While the study’s main objective was the assay’s specificity, the researchers also confirmed the test’s sensitivity in detecting vCJD-infected blood. Using masked samples, the assay was able to accurately detect 100% of exogenous-spiked samples and 70% of samples from patients with vCJD. This confirmed but did not refine prior sensitivity estimates, according to the researchers, who also said that these findings “rigorously validated” the specificity of the prototype vCJD test.

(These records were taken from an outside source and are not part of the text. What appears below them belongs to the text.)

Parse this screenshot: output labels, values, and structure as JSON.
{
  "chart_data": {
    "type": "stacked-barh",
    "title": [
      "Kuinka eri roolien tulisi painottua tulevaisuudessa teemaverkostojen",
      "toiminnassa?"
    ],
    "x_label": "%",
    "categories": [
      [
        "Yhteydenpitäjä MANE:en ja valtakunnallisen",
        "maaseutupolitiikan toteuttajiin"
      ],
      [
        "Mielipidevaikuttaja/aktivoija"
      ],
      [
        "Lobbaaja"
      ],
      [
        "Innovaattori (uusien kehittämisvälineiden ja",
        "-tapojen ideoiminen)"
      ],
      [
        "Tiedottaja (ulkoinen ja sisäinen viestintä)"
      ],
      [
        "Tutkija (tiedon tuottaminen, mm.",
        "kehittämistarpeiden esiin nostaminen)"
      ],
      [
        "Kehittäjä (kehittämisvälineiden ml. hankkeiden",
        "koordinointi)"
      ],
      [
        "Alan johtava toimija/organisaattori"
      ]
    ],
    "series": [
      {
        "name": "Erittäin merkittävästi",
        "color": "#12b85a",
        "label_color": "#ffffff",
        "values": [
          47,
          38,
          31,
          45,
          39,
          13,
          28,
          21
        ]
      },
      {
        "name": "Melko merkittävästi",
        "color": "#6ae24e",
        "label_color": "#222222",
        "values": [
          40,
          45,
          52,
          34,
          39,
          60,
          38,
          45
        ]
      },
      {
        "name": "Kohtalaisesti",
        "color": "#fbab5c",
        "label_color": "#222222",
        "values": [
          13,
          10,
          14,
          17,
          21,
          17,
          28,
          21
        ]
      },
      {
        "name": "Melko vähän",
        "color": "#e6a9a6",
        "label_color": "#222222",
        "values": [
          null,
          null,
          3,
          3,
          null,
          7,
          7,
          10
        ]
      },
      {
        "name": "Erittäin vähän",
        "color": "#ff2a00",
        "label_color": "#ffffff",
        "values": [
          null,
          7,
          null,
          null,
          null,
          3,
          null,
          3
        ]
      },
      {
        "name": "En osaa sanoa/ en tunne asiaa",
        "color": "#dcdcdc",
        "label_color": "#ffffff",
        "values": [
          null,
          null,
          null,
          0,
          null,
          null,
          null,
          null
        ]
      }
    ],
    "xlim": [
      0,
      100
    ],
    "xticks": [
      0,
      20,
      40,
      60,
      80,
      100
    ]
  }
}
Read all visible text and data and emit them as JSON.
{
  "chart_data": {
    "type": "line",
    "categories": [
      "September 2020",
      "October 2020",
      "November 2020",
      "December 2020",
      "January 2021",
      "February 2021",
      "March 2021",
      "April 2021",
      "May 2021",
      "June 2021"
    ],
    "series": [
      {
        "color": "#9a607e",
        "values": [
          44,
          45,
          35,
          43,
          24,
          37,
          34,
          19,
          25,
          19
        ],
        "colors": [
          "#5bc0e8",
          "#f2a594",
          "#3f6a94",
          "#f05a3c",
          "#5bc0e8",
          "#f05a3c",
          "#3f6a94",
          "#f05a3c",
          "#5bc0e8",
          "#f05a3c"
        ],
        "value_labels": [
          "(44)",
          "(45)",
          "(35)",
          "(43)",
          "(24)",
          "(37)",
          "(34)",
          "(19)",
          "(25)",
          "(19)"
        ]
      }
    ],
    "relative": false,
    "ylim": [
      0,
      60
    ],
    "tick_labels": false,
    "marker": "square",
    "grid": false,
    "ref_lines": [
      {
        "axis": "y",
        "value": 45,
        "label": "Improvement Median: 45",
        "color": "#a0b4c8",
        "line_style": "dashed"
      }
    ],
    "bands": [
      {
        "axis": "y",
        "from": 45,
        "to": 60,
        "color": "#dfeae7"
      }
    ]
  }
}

“Most importantly, the prototype vCJD assay has sufficient performance to justify now screening a large U.K. population sample and at-risk groups to produce an initial estimate of the level of prionemia in the U.K. blood donor population,” the researchers wrote. “A blood prevalence study would provide essential information for policy makers for deciding if routine vCJD screening is needed for blood, tissue, and organ donations, and patients prior to high-risk surgical procedures.”
Disclosure: Collinge serves as a director and both Collinge and Jackson are shareholders of D-Gen Ltd (London), a company working in the field of prion disease diagnosis, decontamination, and therapeutics.